= Sara E. Parsons =

American nurse, writer and health administrator (1864 – 1949)

Sara E. Parsons

Sara Elizabeth Parsons (April 21, 1864 – October 25, 1949) was an American nurse, writer and health administrator. She established nurse training schools in hospitals and asylums, and worked for the advancement of psychiatric nursing. She advocated the importance of giving autonomy for nurses, and sought public support for nursing education. She was the president of National League for Nursing Exam in 1916. In 1996, she was inducted into the American Nurses Association Hall of Fame.

==Biography==
Sara Elizabeth Parsons was born on April 24, 1864, in Northborough, Massachusetts, United States. She completed her early education in the town of Oxford, Massachusetts. In 1884, she enrolled at the Boston Training School for Nurses (now the Massachusetts General Hospital School of Nursing), but shortly returned home to care for her ailing mother. In 1891, after a gap of seven years, she resumed her studies, and graduated in 1893.

After graduation, she began her career at Massachusetts General Hospital School of Nursing, and held different administrative positions, including head nurse, supervisor, and superintendent. She also established a nurse training school in Rhode Island in 1896. Between 1910 and 1920, she was the superintendent of Massachusetts General Hospital, but took a two-year leave in 1917 to serve as chief nurse of American Base Hospital No.6, a MGH-led war hospital in France, and a part in the American Expeditionary Forces, during World War I.

During the Spanish–American War, she volunteered for service on the "Bay State", a hospital ship of Massachusetts Volunteer Aid Association, used to evacuate sick and wounded military personnel from Cuba and Puerto Rico.

She also served as a superintendent of nurses at Adams Nervine Hospital in Massachusetts, a position she held for three years. While serving at Adams Nervine Hospital, she completed a one-year certificate course in hospital economics at Teachers College, Columbia University, and a six-month course in hospital administration at Massachusetts General Hospital of Nursing.

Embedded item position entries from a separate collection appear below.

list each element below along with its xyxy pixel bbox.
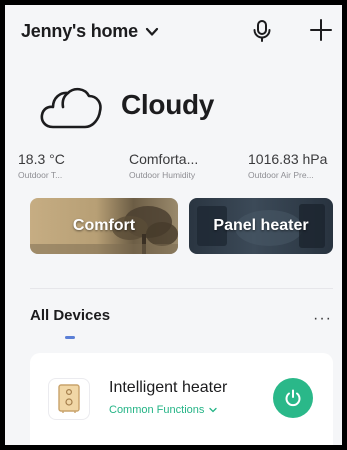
stat-label: Outdoor Humidity: [129, 170, 196, 180]
device-card[interactable]: Intelligent heater Common Functions: [30, 353, 333, 445]
common-functions-link[interactable]: Common Functions: [109, 404, 218, 416]
home-selector[interactable]: Jenny's home: [21, 21, 160, 42]
power-button[interactable]: [273, 378, 313, 418]
outdoor-humidity: Comforta... Outdoor Humidity: [129, 151, 198, 180]
stat-value: Comforta...: [129, 151, 199, 167]
scene-card-panel-heater[interactable]: Panel heater: [189, 198, 333, 254]
stat-label: Outdoor T...: [18, 170, 63, 180]
chevron-down-icon: [209, 407, 218, 413]
cloud-icon: [40, 87, 102, 129]
stat-label: Outdoor Air Pre...: [248, 170, 314, 180]
weather-condition: Cloudy: [121, 89, 215, 120]
device-name: Intelligent heater: [109, 379, 228, 396]
plus-icon[interactable]: [308, 17, 334, 43]
home-name: Jenny's home: [21, 21, 138, 41]
power-icon: [285, 389, 301, 407]
microphone-icon[interactable]: [251, 19, 273, 43]
app-screen: Jenny's home Cloudy 18.3 °C Outdoor T...…: [5, 5, 342, 445]
tab-all-devices[interactable]: All Devices: [30, 307, 110, 324]
chevron-down-icon: [145, 27, 159, 36]
divider: [30, 288, 333, 289]
stat-value: 18.3 °C: [18, 151, 65, 167]
common-functions-label: Common Functions: [109, 404, 205, 416]
outdoor-temperature: 18.3 °C Outdoor T...: [18, 151, 65, 180]
scene-card-comfort[interactable]: Comfort: [30, 198, 178, 254]
more-options-icon[interactable]: ···: [313, 310, 332, 328]
stat-value: 1016.83 hPa: [248, 151, 328, 167]
scene-title: Comfort: [72, 217, 136, 234]
outdoor-air-pressure: 1016.83 hPa Outdoor Air Pre...: [248, 151, 327, 180]
header: Jenny's home: [5, 5, 342, 57]
tab-indicator: [65, 336, 75, 339]
heater-icon: [48, 378, 90, 420]
scene-title: Panel heater: [213, 217, 309, 234]
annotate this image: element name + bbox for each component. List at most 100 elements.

As a superintendent of Massachusetts General Hospital, she took several initiatives and introduced number of reforms including extra-curricular activities, probationary period, higher admission requirements, an endowment fund for the nursing school, and a school library. During her tenure as president of the Massachusetts Nurses Association, she supported the licensure and registration for nurses. She also actively worked for full military rank for army nurses. She later presented her position in hearings conducted by the United States Senate.

After her retirement in 1926, she traveled extensively. She died on October 25, 1949.

In recognizing her contributions in the field of nursing, in 1996, she was inducted into the American Nurses Association Hall of Fame.

==Publications==
She contributed many articles for nursing journals. Her important books include
- Nursing Problems and Obligations (1916) and
- The History of the Massachusetts General Hospital Training School for Nurses (1922).